Miranchuk, miracolo a Firenze

Il gol del russo accompagna una prestazione dei granata con tante conclusioni, ma anche grandi parate di Milinkovic Savic

La palla che arriva morbida ma stramba, Miranchuk, vive un attimo da messi e mette il piede morbido, la ferma li, la tocca  come in un gesto d'amore e la sposta il giusto per poter tirare e nessuno può prendergliela, lui la manda in un volo magico proprio sotto l'incrocio. E' il gol di Miranchuk che ha dato la vittoria al Toro contro la Fiorentina, che ha consentito di prendere 3 punti a a una squadra senza il centrale Lukic, senza lo stopper titolare, senza centravanti ma con due attaccanti non definibili come lo stesso Miranchuk e Demba Seck.
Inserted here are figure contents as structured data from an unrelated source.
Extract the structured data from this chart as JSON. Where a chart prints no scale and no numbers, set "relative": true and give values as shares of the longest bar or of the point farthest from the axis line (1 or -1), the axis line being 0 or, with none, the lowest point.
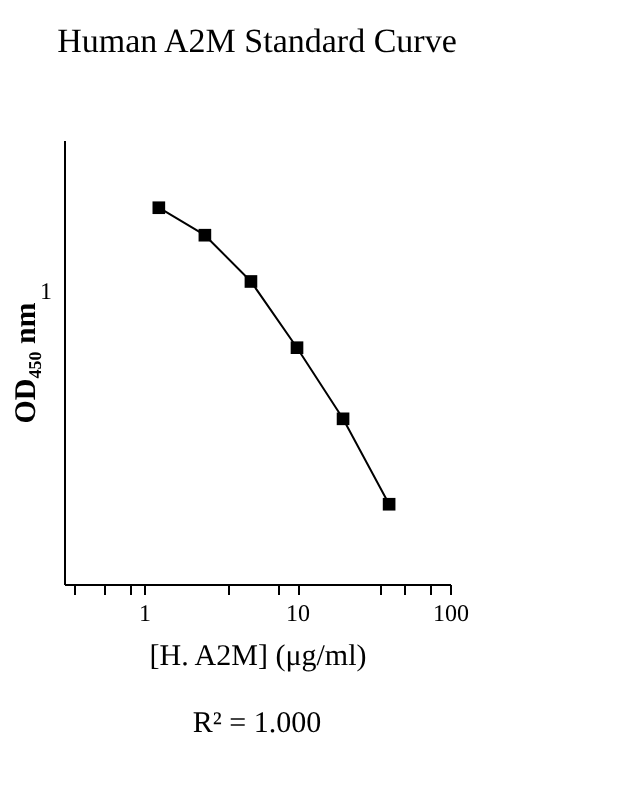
{
  "chart_data": {
    "type": "line",
    "title": "Human A2M Standard Curve",
    "xlabel": "[H. A2M] (μg/ml)",
    "ylabel": "OD₄₅₀ nm",
    "annotations": [
      "R² = 1.000",
      "1"
    ],
    "x": [
      1.25,
      2.5,
      5,
      10,
      20,
      40
    ],
    "series": [
      {
        "color": "#000000",
        "values": [
          1,
          0.927,
          0.804,
          0.628,
          0.439,
          0.212
        ]
      }
    ],
    "relative": true,
    "log": "x",
    "xlim": [
      0.3,
      100
    ],
    "xticks": [
      {
        "value": 0.35,
        "label": null
      },
      {
        "value": 0.55,
        "label": null
      },
      {
        "value": 0.8,
        "label": null
      },
      1,
      {
        "value": 3.5,
        "label": null
      },
      {
        "value": 7.5,
        "label": null
      },
      10,
      {
        "value": 35,
        "label": null
      },
      {
        "value": 50,
        "label": null
      },
      {
        "value": 75,
        "label": null
      },
      100
    ],
    "grid": false,
    "marker": "square",
    "line_style": "solid"
  }
}
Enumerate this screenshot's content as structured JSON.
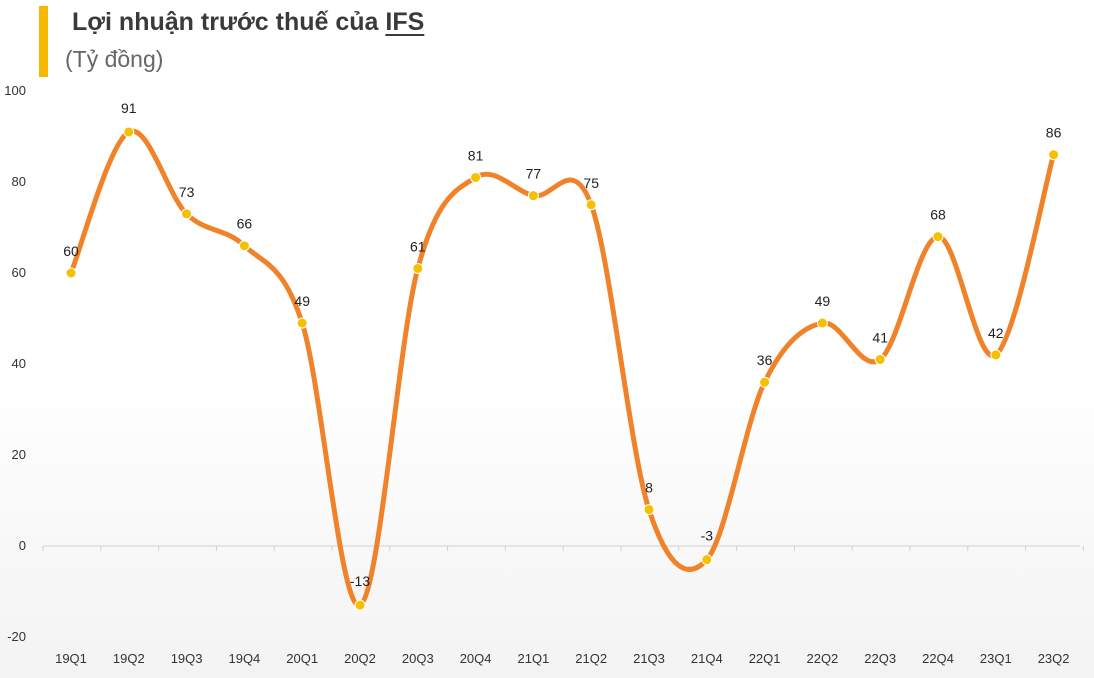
{
  "header": {
    "title_prefix": "Lợi nhuận trước thuế của ",
    "title_company": "IFS",
    "subtitle": "(Tỷ đồng)"
  },
  "chart_data": {
    "type": "line",
    "title": "Lợi nhuận trước thuế của IFS",
    "subtitle": "(Tỷ đồng)",
    "xlabel": "",
    "ylabel": "",
    "categories": [
      "19Q1",
      "19Q2",
      "19Q3",
      "19Q4",
      "20Q1",
      "20Q2",
      "20Q3",
      "20Q4",
      "21Q1",
      "21Q2",
      "21Q3",
      "21Q4",
      "22Q1",
      "22Q2",
      "22Q3",
      "22Q4",
      "23Q1",
      "23Q2"
    ],
    "series": [
      {
        "values": [
          60,
          91,
          73,
          66,
          49,
          -13,
          61,
          81,
          77,
          75,
          8,
          -3,
          36,
          49,
          41,
          68,
          42,
          86
        ]
      }
    ],
    "ylim": [
      -20,
      100
    ],
    "yticks": [
      -20,
      0,
      20,
      40,
      60,
      80,
      100
    ],
    "smooth": true,
    "grid": false,
    "legend": "none",
    "colors": {
      "line": "#f0832a",
      "marker": "#f5c000",
      "accent": "#f5b800",
      "axis": "#d0d0d0"
    }
  }
}
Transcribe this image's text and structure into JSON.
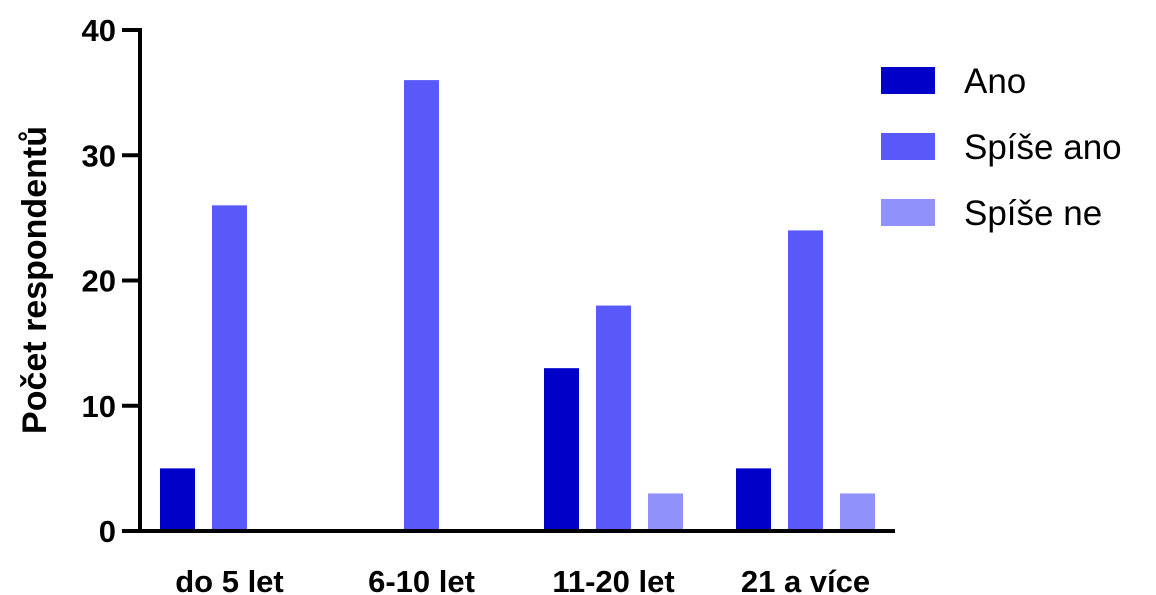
{
  "chart_data": {
    "type": "bar",
    "title": "",
    "xlabel": "",
    "ylabel": "Počet respondentů",
    "ylim": [
      0,
      40
    ],
    "yticks": [
      0,
      10,
      20,
      30,
      40
    ],
    "grid": false,
    "legend_position": "top-right",
    "categories": [
      "do 5 let",
      "6-10 let",
      "11-20 let",
      "21 a více"
    ],
    "series": [
      {
        "name": "Ano",
        "color": "#0000c8",
        "values": [
          5,
          0,
          13,
          5
        ]
      },
      {
        "name": "Spíše ano",
        "color": "#5959fa",
        "values": [
          26,
          36,
          18,
          24
        ]
      },
      {
        "name": "Spíše ne",
        "color": "#9191fb",
        "values": [
          0,
          0,
          3,
          3
        ]
      }
    ]
  }
}
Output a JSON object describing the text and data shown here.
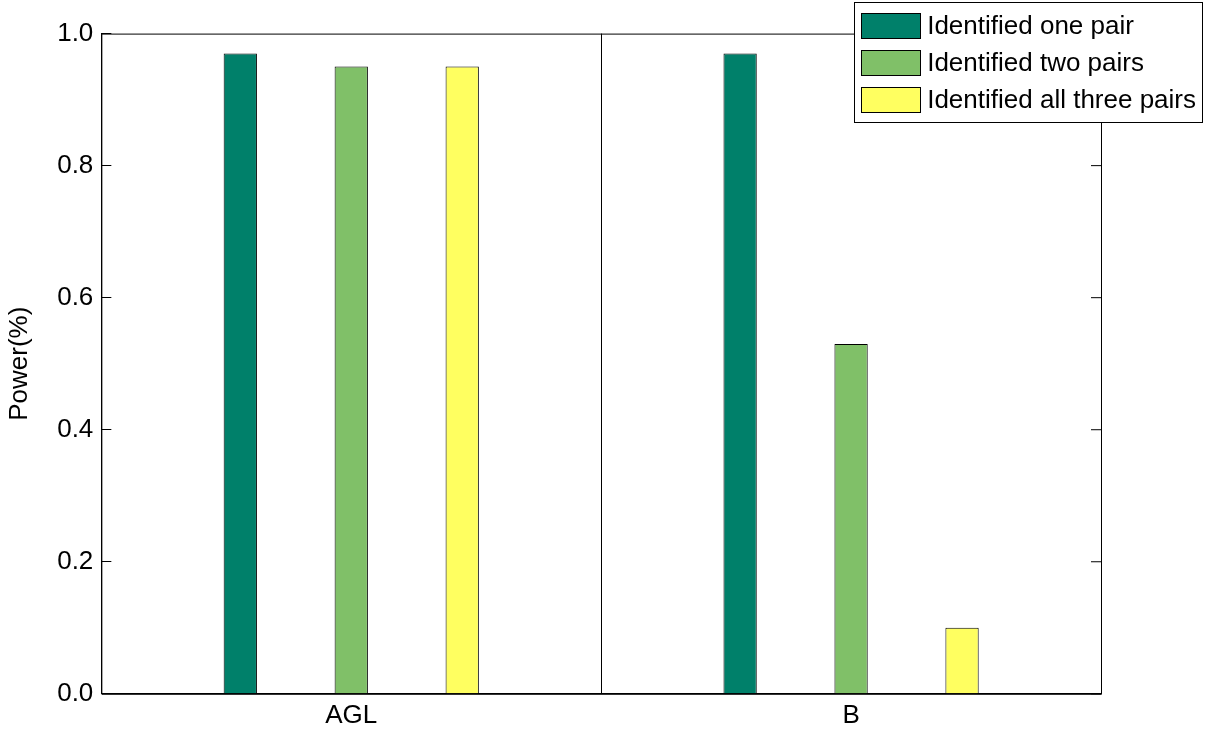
{
  "chart_data": {
    "type": "bar",
    "ylabel": "Power(%)",
    "categories": [
      "AGL",
      "B"
    ],
    "series": [
      {
        "name": "Identified one pair",
        "color": "#00806a",
        "values": [
          0.97,
          0.97
        ]
      },
      {
        "name": "Identified two pairs",
        "color": "#80c068",
        "values": [
          0.95,
          0.53
        ]
      },
      {
        "name": "Identified all three pairs",
        "color": "#ffff60",
        "values": [
          0.95,
          0.1
        ]
      }
    ],
    "ylim": [
      0,
      1
    ],
    "yticks": [
      {
        "value": 0,
        "label": "0.0"
      },
      0.2,
      0.4,
      0.6,
      0.8,
      {
        "value": 1,
        "label": "1.0"
      }
    ],
    "grid": "x",
    "legend": "top right"
  }
}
Che ha consentito a un giocatore che era in serie c come Adopo di dominare il centrocampo. Cioè un gesto magico come quello di Miranchuk ha si è accompagnato a una serie di cose da champions, per adesso il toro sarebbe in conference league, cose come la traversa di Demba Seck piroettato sopra i difensori viola, il gol annullato per qualche centimetro di fuorigioco. 

Se Miranchuk ha tirato fuori il gol dall'impossibile, l'altro frequentatore dell'impossibile calcistico e Milinkovi Savic, il portiere di due metri che al 33esimo per respingere il tiro di Kuoame scende a terra all'angolo con la velocità che Juric gli ha dato con allenamenti sovrumani, e a inizio ripresa prende il tiro di Bonaventura che ancora non ha capito come. poi una serie di interventi per tenersi caldo per al 90 prodursi in una spaccata che neanche il ballerino Bolle per respingere il tiro di Barak. Poi ballano tutti i granata al Franchi forse anche perché adesso sono davanti alla Juve.